Zoya ordered her features into a facsimile of calm, but the prospect of dealing with the Apparat always left her caught between rage and frustration.
Nikolai had rebuilt the royal chapel on the palace grounds after the war and had it consecrated by the Apparat himself—a gesture of reconciliation. It was the site of Nikolai’s coronation, where the Lantsov crown had been set upon his head and the moth-eaten but supposedly sacred bearskin of Sankt Grigori had been laid upon his shoulders. The painted triptych panels of the Saints had been pulled from the rubble and refurbished, the gold of their halos burnished brightly—Ilya in Chains, Lizabeta of the Roses. Alina had been added to their number with her white hair and antler collar so that now fourteen Saints watched over the altar, assembled like a serene choir.

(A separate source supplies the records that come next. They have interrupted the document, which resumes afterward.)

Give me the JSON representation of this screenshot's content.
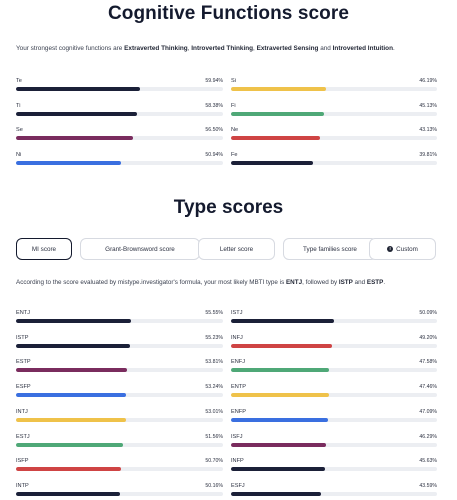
{
  "cognitive": {
    "title": "Cognitive Functions score",
    "intro_prefix": "Your strongest cognitive functions are ",
    "intro_f1": "Extraverted Thinking",
    "intro_sep1": ", ",
    "intro_f2": "Introverted Thinking",
    "intro_sep2": ", ",
    "intro_f3": "Extraverted Sensing",
    "intro_and": " and ",
    "intro_f4": "Introverted Intuition",
    "intro_end": ".",
    "left": [
      {
        "label": "Te",
        "pct": "59.94%",
        "value": 59.94,
        "color": "#1b2038"
      },
      {
        "label": "Ti",
        "pct": "58.38%",
        "value": 58.38,
        "color": "#1b2038"
      },
      {
        "label": "Se",
        "pct": "56.50%",
        "value": 56.5,
        "color": "#7a2c5e"
      },
      {
        "label": "Ni",
        "pct": "50.94%",
        "value": 50.94,
        "color": "#3a6fe0"
      }
    ],
    "right": [
      {
        "label": "Si",
        "pct": "46.19%",
        "value": 46.19,
        "color": "#efc24a"
      },
      {
        "label": "Fi",
        "pct": "45.13%",
        "value": 45.13,
        "color": "#4fa877"
      },
      {
        "label": "Ne",
        "pct": "43.13%",
        "value": 43.13,
        "color": "#cf4444"
      },
      {
        "label": "Fe",
        "pct": "39.81%",
        "value": 39.81,
        "color": "#1b2038"
      }
    ]
  },
  "types": {
    "title": "Type scores",
    "tabs": [
      {
        "label": "MI score",
        "active": true
      },
      {
        "label": "Grant-Brownsword score",
        "active": false
      },
      {
        "label": "Letter score",
        "active": false
      },
      {
        "label": "Type families score",
        "active": false
      },
      {
        "label": "Custom",
        "active": false,
        "icon": "info-icon"
      }
    ],
    "verdict_prefix": "According to the score evaluated by mistype.investigator's formula, your most likely MBTI type is ",
    "verdict_t1": "ENTJ",
    "verdict_mid": ", followed by ",
    "verdict_t2": "ISTP",
    "verdict_and": " and ",
    "verdict_t3": "ESTP",
    "verdict_end": ".",
    "left": [
      {
        "label": "ENTJ",
        "pct": "55.55%",
        "value": 55.55,
        "color": "#1b2038"
      },
      {
        "label": "ISTP",
        "pct": "55.23%",
        "value": 55.23,
        "color": "#1b2038"
      },
      {
        "label": "ESTP",
        "pct": "53.81%",
        "value": 53.81,
        "color": "#7a2c5e"
      },
      {
        "label": "ESFP",
        "pct": "53.24%",
        "value": 53.24,
        "color": "#3a6fe0"
      },
      {
        "label": "INTJ",
        "pct": "53.01%",
        "value": 53.01,
        "color": "#efc24a"
      },
      {
        "label": "ESTJ",
        "pct": "51.56%",
        "value": 51.56,
        "color": "#4fa877"
      },
      {
        "label": "ISFP",
        "pct": "50.70%",
        "value": 50.7,
        "color": "#cf4444"
      },
      {
        "label": "INTP",
        "pct": "50.16%",
        "value": 50.16,
        "color": "#1b2038"
      }
    ],
    "right": [
      {
        "label": "ISTJ",
        "pct": "50.09%",
        "value": 50.09,
        "color": "#1b2038"
      },
      {
        "label": "INFJ",
        "pct": "49.20%",
        "value": 49.2,
        "color": "#cf4444"
      },
      {
        "label": "ENFJ",
        "pct": "47.58%",
        "value": 47.58,
        "color": "#4fa877"
      },
      {
        "label": "ENTP",
        "pct": "47.46%",
        "value": 47.46,
        "color": "#efc24a"
      },
      {
        "label": "ENFP",
        "pct": "47.09%",
        "value": 47.09,
        "color": "#3a6fe0"
      },
      {
        "label": "ISFJ",
        "pct": "46.29%",
        "value": 46.29,
        "color": "#7a2c5e"
      },
      {
        "label": "INFP",
        "pct": "45.63%",
        "value": 45.63,
        "color": "#1b2038"
      },
      {
        "label": "ESFJ",
        "pct": "43.59%",
        "value": 43.59,
        "color": "#1b2038"
      }
    ]
  }
}
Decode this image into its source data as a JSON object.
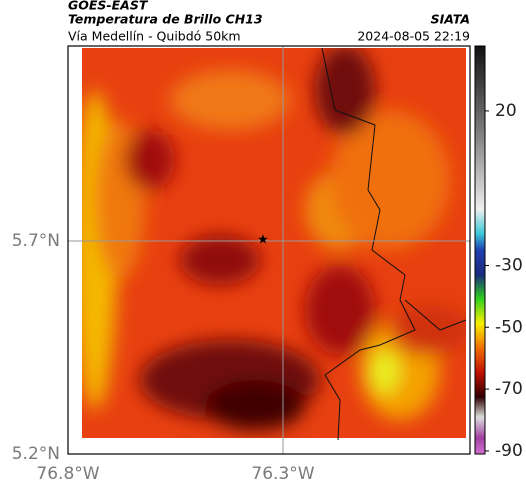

Zoya had barely made it through the coronation. She couldn’t help but think of the night the old chapel had fallen, when the Darkling had slaughtered most of the Second Army, the very Grisha he had spent his life claiming he would protect. If not for Tolya and Tamar, the war would have ended that night. And Zoya could admit that the Apparat’s forces had played their part too, holy warriors known as the Soldat Sol, young men and women dedicated to the worship of the Sun Saint, many of whom had been endowed with her power in the final battle with the Darkling on the Shadow Fold. That little miracle had cemented Alina’s legacy—and unfortunately bolstered the power of the Apparat as well. It was hard not to suspect he had something to do with the bone bridge at Ivets and the spate of strange happenings throughout Ravka.
As they passed over the bridge and into the streets of the lower town, Zoya could hear the crowds outside the double walls, but it was only when they’d dismounted and reached the top of the battlements that she got a good look at the people gathered below. She heard her own gasp, felt shock travel through her like a slap. These were not the ordinary pilgrims who journeyed across the country to pay homage to their Saints; they were not the sun cult that had grown up around Alina Starkov and that often came to the palace walls to honor her. These people wore black. The banners they raised were emblazoned with the sun in eclipse—the Darkling’s symbol.
They’d come here to praise the man who had torn Zoya’s life apart.